Nie spuściłem hajsu w kibel, bo przez 10 lat dzień w dzień gram w HSa i się dobrze bawię. Z drobnymi przerwami jak pojawi się jakaś większa premiera jak Alan Wake 2 czy inne tego typu gry. Wtedy nie gram i miesiąc, ale nie rozumiem jednej rzeczy… ludzie potrafią płacić 350 zł za grę na kilka godzin przy premierze, ale żałują na grę w którą grają codziennie za darmo :face_with_raised_eyebrow:

Ja tylko wtrącę, że jakoś na koniec wakacji sobie podliczyłem i wyszło mi, że przez 10 lat wydałem niespełna 700zł i uważam, że to dużo jak na tę grę :stuck_out_tongue:

4 polubienia

To jest dużo, bo mieć 700 zł a nie mieć to jest różnica, ale ja poleciałem większym hardcorem, bo wspieram tę grę odkąd zacząłem grać i spędzam w tym tytule sporo czasu.

Pamiętam, że pierwsze pieniądze jakie kiedykolwiek wydałem w tej grze, pierwsze zakupy to zestaw Magni z portretem i rewersem za 30 zł. Kupiony po pijaku. Od tamtej pory coś we mnie pękło i zacząłem chętniej wydawać pieniądze na tę grę.

1 polubienie

A ja nie wydałałem ani grosza XD

4 polubienia

Mój to zestawy powitalne x2 po 5€,bo po prostu się opłacało, a potem preorder wiedźmiego lasu, bo wchodziło Google Pay i za polecanie itd można było hajs zgarniać (bodaj po 30zł) i zapłaciłem zamiast 220 to chyba 120zł czy jakoś tak :smiling_face_with_tear:

1 polubienie

Lekarz lub farmaceuta. Choć już raczej za późno…

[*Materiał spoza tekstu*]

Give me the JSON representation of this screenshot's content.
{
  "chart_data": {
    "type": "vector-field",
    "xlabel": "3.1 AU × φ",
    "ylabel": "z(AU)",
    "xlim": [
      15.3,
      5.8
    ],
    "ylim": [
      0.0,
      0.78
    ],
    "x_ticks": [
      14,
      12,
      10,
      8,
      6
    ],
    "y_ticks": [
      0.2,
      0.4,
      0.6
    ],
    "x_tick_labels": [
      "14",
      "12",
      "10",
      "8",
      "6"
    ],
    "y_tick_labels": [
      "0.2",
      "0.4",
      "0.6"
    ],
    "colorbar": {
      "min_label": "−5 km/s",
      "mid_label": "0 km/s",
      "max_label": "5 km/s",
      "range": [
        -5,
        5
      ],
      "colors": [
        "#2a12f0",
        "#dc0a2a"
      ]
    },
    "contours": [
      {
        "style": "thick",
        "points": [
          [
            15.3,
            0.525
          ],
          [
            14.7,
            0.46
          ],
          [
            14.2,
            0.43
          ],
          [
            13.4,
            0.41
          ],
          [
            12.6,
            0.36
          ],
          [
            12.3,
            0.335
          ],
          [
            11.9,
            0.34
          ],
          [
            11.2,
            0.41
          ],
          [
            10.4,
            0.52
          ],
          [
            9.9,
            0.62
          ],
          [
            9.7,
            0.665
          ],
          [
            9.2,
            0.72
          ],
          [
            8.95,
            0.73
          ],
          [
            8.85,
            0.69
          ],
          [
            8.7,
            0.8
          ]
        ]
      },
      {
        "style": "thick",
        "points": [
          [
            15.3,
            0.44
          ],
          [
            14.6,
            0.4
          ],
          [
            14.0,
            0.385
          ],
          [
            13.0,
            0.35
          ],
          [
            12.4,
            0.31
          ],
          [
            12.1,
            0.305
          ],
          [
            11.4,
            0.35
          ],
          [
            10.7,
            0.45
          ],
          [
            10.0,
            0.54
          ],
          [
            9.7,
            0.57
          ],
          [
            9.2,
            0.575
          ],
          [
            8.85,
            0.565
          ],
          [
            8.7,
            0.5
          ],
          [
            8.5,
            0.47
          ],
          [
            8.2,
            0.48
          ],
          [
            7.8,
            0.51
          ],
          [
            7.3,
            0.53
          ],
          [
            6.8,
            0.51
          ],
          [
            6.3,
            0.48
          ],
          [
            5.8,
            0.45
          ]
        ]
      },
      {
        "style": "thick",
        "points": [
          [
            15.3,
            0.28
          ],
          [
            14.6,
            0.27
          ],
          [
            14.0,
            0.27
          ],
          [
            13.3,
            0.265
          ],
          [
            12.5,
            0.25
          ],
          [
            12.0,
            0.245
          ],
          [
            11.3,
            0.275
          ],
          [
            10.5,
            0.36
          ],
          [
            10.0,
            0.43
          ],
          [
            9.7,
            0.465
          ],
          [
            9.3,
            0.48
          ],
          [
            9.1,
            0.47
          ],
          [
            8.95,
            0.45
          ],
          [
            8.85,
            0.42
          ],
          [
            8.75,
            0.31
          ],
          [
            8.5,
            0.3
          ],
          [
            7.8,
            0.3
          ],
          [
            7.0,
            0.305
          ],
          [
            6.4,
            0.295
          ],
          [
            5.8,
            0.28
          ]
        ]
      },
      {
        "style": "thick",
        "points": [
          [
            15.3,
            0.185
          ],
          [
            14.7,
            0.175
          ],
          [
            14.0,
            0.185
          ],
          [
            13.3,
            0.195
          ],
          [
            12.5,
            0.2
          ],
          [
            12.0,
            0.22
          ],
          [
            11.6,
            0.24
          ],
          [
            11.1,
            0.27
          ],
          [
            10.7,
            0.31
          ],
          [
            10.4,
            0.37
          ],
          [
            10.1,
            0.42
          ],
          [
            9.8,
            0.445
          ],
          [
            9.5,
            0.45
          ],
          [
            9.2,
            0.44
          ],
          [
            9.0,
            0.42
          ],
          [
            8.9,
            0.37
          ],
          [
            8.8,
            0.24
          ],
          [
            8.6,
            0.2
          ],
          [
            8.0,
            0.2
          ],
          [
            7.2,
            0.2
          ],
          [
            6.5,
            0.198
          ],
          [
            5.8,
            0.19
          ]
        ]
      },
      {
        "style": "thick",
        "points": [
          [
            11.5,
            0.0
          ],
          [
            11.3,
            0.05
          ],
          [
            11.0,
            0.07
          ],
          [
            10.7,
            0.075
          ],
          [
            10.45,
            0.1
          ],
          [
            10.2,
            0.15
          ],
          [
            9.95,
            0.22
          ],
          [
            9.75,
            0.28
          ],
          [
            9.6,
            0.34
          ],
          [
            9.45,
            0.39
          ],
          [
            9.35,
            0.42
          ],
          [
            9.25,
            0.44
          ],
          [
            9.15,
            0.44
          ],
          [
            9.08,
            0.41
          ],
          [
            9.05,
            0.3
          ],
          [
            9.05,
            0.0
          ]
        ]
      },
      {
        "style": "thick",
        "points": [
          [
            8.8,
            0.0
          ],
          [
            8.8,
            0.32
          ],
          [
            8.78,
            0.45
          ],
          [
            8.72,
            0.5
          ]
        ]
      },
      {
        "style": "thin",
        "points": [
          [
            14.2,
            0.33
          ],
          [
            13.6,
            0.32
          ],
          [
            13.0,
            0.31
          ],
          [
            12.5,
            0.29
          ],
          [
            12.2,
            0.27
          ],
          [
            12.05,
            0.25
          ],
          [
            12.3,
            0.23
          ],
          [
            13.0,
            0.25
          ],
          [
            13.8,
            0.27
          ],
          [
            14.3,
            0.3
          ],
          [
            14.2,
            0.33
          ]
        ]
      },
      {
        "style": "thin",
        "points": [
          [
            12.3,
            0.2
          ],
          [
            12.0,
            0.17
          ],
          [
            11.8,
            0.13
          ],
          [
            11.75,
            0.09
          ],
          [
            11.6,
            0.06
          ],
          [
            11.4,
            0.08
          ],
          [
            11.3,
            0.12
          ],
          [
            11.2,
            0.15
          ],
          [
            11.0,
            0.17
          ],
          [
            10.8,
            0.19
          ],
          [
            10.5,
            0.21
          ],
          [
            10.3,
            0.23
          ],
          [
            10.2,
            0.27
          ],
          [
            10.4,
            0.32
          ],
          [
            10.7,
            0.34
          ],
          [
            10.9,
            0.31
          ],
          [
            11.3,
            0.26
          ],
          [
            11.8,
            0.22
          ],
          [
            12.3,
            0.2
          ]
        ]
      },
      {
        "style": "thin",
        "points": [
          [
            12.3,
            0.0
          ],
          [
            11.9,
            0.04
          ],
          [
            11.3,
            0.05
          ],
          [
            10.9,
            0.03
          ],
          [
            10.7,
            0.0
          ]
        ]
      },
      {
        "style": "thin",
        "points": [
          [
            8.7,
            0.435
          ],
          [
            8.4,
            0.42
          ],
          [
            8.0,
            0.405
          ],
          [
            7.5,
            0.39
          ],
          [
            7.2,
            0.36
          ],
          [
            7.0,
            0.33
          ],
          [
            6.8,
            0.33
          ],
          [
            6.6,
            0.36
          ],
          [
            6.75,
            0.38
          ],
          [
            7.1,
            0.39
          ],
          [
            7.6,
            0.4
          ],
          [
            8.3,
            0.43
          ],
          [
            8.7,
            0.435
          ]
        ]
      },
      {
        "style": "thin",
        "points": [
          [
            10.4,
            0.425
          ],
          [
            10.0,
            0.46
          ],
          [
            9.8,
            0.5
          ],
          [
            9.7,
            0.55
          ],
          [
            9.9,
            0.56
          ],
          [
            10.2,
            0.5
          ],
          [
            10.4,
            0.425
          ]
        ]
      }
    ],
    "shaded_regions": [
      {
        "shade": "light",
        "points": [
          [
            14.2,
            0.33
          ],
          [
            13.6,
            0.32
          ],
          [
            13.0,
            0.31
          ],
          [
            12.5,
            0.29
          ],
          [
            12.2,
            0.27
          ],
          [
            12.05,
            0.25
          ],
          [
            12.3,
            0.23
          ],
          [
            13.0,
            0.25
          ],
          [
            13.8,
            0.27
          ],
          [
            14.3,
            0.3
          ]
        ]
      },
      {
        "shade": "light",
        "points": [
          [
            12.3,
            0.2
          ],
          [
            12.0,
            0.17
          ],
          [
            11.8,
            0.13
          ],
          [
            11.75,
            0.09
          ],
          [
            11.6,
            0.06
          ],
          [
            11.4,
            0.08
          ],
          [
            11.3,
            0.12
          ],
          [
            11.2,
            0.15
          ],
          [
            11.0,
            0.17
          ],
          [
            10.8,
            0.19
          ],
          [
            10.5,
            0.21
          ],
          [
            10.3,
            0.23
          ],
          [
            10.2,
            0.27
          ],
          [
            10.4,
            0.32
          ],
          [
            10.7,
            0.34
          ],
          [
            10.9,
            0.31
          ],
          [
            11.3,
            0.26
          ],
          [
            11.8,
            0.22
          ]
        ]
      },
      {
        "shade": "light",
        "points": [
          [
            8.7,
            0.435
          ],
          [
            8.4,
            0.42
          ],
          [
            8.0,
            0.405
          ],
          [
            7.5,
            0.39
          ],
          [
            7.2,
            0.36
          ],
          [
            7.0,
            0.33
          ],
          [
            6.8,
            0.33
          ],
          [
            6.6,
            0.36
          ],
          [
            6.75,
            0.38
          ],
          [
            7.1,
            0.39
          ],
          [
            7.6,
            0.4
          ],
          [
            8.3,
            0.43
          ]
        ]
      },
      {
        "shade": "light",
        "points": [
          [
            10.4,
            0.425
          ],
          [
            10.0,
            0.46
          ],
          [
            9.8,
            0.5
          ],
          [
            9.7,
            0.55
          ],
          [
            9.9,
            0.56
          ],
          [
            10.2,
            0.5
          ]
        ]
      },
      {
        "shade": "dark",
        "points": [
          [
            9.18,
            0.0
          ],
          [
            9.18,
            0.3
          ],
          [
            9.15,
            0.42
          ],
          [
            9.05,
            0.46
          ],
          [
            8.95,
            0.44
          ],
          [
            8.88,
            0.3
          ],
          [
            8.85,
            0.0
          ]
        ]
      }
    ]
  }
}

Wolę mieć coś za darmo niż płacić realną kasę na jakieś bundle czy inne bzdury wszystkie pakiety płace za pomocą coinów nie będę płacił Bugzardowi bo za nasze kupują drogie fury typu Lamborghini albo kupują pałace dla arabskich szejków na Kuwejcie XD
Gra ma być darmowa a nie łapy po hajst XD

Uważam to za całkiem normalne. Różni ludzie wydają hajs na różne rzeczy, jedni na grę, inni na fajki, alko czy inne zachciewajki. Każdy ma swoje przyjemności i po co zaglądać innym do portfela, masz hajs wydawaj na co chcesz. Głupotą jest mówienie innym na co mają wydać swoje pieniądze.

1 polubienie

Jak mieli byśmy wybrać pojebusa tego forum Sargon vs Radioglowa, gwarantuję że byś bez problem otrzymał to miano :slight_smile:

4 polubienia

Dzięki KrólPodwórza za Twoje podejście :slight_smile:

Gdyby Blizzard dzisiaj mi zaproponował, że odda mi wszystkie pieniądze, ale pod warunkiem, że nigdy już nie zagram w Hearthstone a moje konto dostanie bana to bym na to poszedł. Oddajcie mi 10 koła i się nie znamy :wink: Ta gra i tak nie jest jak kiedyś i trzyma mnie tutaj już tylko sentyment. Jestem zdania, że gdy skasują grę i wyłączą serwery to odetchnę z ulgą, bo samemu za trudno jest odejść kiedy ta gra jest Twoją codziennością i kawałkiem życia. Nawet gdybym sobie powiedział, że koniec z tym i wyrzucam tę grę to pewnie za rok i tak bym wrócił i teraz weź nadrób karty z 3 dodatków, które pominąłeś. Wolę być na bieżąco.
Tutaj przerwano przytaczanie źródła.